The judgment is affirmed.

Evans, J., and Reynoso, X, concurred.

A petition for a rehearing was denied April 11, 1979, and appellant’s petition for a hearing by the Supreme Court was denied May 10, 1979. Newman, X, was of the opinion that the petition should be granted. 
      
      The duties of the Department of Benefit Payments in the Medi-Cal program recovery area since July 1, 1978, have been the responsibility of the state Department of Health Services (Welf. & Inst. Code, §§ 10722, 14061, 14062, 14064, 14065, added by Stats. 1977, ch. 1252, operative July 1, 1978). Accordingly, the state Department of Health Services rather than the Department of Benefit Payments is now the proper party defendant. Throughout this opinion therefore references to the defendant, the department or the director refer to the state Department of Health Services and its director.
     
      
      The department’s lien claim was for $6,494.21. After deducting the department’s proportionate share of costs and attorney fees (Welf. & Inst. Code, § 14124.72, subd. (d)), the lien was reduced to $4,746.91.
     
      
      All statutory references hereafter are to the Welfare and Institutions Code unless otherwise specified.
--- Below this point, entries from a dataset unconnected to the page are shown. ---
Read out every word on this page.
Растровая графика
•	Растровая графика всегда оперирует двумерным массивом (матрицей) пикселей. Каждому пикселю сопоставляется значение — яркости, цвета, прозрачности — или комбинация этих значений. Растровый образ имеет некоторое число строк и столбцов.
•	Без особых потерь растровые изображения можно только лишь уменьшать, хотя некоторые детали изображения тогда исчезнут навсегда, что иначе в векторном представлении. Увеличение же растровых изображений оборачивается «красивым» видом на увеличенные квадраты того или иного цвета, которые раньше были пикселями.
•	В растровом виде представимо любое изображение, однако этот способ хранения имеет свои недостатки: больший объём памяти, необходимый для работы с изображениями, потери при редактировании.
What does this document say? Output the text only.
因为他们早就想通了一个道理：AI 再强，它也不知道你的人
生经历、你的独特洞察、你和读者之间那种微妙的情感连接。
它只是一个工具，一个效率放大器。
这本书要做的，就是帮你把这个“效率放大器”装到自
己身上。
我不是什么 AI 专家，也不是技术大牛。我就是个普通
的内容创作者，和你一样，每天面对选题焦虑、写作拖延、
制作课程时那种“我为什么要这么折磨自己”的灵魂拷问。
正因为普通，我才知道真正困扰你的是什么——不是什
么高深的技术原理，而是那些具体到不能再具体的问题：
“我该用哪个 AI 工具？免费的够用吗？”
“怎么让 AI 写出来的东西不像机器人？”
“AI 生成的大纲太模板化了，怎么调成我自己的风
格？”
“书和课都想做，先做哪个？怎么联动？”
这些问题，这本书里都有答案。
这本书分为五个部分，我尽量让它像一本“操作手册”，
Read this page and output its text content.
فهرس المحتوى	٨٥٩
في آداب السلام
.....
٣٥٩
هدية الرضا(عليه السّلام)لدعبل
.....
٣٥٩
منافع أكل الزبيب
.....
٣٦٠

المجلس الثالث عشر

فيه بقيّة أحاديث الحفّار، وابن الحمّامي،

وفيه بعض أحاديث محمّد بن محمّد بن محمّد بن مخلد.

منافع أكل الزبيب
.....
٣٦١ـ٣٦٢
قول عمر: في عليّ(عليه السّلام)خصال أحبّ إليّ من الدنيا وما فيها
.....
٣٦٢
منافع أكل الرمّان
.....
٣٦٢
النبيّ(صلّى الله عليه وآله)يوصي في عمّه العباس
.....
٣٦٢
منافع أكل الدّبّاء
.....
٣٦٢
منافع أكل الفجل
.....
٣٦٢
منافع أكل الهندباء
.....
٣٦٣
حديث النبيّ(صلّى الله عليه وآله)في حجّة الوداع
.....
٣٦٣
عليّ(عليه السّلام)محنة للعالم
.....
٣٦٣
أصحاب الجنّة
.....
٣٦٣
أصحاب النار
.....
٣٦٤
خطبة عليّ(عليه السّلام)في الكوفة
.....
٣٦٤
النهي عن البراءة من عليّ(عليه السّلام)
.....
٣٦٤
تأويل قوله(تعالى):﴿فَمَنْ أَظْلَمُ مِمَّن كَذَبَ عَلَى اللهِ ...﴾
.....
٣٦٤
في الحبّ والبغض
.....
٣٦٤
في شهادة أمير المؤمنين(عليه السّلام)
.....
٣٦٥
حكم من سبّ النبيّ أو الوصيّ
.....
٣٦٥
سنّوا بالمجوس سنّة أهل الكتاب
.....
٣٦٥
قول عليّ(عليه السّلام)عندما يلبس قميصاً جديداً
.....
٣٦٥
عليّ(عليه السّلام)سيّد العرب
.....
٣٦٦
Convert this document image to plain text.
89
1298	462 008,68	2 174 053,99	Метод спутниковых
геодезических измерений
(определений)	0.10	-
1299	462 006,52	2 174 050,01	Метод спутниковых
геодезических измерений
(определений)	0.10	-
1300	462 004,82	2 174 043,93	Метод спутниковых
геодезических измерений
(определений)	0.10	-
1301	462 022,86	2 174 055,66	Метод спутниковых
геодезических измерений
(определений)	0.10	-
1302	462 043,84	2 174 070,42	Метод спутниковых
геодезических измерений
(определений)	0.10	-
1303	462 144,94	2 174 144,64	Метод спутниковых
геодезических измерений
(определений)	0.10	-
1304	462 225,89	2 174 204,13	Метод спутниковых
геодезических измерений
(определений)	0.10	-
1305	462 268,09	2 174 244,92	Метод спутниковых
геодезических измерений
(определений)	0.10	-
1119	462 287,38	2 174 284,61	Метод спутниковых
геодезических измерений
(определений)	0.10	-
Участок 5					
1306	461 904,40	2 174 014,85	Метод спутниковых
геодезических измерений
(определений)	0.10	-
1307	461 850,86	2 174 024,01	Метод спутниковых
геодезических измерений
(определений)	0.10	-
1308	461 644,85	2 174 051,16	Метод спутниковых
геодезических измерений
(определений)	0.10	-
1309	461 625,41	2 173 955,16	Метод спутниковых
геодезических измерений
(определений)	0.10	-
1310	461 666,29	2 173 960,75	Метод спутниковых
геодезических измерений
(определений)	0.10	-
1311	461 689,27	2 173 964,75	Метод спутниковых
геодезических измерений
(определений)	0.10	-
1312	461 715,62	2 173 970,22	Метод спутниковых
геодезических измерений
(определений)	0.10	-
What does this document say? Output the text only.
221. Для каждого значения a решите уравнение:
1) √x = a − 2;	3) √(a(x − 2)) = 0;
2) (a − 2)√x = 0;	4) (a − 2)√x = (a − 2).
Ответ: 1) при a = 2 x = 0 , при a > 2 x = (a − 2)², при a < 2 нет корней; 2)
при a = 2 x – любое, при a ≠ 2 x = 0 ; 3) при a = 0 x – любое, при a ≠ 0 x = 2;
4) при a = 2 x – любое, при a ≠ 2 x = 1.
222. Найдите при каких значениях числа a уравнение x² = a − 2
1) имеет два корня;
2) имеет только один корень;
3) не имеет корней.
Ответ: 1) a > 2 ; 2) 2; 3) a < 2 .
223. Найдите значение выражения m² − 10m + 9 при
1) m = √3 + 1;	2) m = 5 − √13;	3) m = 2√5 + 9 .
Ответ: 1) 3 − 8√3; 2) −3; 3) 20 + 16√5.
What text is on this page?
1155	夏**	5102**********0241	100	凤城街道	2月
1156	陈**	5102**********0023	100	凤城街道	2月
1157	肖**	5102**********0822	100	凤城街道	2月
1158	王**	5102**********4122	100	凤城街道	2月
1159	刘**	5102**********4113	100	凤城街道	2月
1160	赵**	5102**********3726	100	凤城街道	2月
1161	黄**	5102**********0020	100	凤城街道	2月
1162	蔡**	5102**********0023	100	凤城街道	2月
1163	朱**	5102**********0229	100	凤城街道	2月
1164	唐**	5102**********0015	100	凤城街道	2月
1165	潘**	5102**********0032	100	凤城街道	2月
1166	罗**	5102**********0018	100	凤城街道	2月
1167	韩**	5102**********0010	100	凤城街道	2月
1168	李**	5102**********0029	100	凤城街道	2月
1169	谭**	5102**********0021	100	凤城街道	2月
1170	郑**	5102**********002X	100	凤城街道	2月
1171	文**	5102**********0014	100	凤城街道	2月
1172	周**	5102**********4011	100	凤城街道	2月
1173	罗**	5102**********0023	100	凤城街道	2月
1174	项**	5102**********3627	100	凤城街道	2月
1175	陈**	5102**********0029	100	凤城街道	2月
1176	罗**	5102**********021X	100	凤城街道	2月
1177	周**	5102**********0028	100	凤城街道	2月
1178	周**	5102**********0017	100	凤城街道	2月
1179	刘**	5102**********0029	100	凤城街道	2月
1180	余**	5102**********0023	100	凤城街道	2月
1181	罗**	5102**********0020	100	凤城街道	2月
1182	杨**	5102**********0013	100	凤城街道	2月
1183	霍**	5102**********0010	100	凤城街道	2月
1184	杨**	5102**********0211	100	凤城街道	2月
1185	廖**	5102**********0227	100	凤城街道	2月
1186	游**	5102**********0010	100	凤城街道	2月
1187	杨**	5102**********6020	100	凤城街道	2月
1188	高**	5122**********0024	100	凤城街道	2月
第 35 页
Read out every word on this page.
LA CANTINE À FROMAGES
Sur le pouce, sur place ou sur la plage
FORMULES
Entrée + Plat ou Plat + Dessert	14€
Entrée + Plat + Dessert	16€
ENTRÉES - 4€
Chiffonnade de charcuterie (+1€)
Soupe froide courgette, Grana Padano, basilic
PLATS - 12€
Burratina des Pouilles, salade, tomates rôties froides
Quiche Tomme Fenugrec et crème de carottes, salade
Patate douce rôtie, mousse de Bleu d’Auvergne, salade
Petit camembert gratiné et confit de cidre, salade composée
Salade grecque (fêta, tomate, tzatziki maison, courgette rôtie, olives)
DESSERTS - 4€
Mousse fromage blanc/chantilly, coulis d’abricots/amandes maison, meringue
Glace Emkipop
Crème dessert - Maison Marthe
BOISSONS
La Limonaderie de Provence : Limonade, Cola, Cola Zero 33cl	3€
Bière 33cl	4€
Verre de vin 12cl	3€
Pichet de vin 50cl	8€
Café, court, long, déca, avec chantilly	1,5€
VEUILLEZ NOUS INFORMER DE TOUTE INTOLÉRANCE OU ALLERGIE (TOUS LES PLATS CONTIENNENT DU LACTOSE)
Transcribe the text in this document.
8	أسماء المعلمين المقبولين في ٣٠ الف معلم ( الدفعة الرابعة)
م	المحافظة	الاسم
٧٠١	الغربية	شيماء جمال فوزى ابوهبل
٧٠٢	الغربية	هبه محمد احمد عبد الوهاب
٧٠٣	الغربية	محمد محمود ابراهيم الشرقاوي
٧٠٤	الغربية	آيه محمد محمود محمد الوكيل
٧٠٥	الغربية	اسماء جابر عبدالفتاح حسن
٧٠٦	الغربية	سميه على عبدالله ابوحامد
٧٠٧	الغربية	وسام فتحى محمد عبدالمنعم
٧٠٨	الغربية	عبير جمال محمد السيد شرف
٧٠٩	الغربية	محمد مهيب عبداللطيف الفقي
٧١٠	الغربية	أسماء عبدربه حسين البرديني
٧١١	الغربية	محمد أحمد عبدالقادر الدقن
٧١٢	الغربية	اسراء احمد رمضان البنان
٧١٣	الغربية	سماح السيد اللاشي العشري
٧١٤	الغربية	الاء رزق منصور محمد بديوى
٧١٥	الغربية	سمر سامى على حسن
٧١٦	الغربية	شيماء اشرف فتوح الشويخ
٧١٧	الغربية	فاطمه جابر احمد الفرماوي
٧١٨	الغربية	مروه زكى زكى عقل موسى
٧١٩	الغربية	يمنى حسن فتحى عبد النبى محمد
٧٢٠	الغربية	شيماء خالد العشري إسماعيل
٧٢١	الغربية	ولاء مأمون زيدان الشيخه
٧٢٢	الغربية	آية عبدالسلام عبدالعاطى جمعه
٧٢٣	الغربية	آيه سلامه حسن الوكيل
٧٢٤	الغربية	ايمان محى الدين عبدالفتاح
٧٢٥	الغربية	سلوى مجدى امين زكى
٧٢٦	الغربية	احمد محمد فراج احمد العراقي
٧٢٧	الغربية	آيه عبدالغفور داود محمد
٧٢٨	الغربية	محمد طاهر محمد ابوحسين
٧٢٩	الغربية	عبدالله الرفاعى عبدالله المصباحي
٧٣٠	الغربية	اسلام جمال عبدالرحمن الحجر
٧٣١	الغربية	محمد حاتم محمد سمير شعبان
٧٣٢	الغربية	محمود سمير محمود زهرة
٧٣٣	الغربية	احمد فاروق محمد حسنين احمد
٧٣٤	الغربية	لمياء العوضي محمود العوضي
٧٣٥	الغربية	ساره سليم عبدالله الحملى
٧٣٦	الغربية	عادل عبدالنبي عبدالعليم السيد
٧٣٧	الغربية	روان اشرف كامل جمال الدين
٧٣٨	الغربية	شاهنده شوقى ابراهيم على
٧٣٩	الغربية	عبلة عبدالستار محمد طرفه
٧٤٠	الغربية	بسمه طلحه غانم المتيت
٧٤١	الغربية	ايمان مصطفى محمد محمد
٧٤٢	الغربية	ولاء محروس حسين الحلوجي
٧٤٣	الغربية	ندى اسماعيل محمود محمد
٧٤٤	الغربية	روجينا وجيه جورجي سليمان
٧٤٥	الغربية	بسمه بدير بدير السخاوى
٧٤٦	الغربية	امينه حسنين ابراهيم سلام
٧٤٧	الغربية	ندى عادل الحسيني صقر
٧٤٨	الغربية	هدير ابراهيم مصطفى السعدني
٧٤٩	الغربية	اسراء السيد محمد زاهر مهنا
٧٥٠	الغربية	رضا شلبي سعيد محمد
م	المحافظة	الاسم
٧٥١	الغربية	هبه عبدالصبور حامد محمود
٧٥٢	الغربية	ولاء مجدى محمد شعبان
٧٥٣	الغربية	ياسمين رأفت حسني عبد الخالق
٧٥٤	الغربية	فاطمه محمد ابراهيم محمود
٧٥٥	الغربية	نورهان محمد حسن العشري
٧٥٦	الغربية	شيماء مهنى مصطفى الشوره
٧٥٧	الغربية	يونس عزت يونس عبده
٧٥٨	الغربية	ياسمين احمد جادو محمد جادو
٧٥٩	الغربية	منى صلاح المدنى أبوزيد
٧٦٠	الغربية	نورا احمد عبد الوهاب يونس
Section 14124.71, subdivision (b)(2), provides that the director may waive the lien claim “in whole or in part, for the convenience of the director, or if the director determines that collection would result in undue hardship upon the person who suffered the injury,. . .” The “undue hardship” provision was carried over into section 14124.71 without material change from former section 14117 (repealed Stats. 1976, ch. 621, § 1, p. 1474).
     
      
      Section 14124.71, subdivision (a), provides in pertinent part: “When benefits are provided or will be provided to a [Medi-Cal] beneficiary . . . because of an injury for which another person is liable ... the director shall have a right to recover from such person . . . the reasonable value of benefits so provided.”
     
      
      Section 14124.74, subdivision (a), provides in pertinent part: “If the action or claim is prosecuted by the beneficiary alone, the court . . . shall first order paid from any judgment or award the reasonable litigation expenses incurred in preparation and prosecution of such action or claim, together with reasonable attorney’s fees, when an attorney has been retained. After payment of such expenses and attorney’s fees, the court . . . shall, on the application of the director, allow as a first lien against the amount of such judgment or award, the amount of the director’s expenditures for the benefit of the beneficiary under the Medi-Cal Program [minus reduction for proportionate share of costs and attorney fees]. . . .”
     
      
       We must accept plaintiff’s 80/20 percent allocation of fault as accurate for purposes of reviewing the order granting judgment on the pleadings. (Sullivan v. County of Los Angeles, supra, 12 Cal.3d at p. 714, fn. 3.)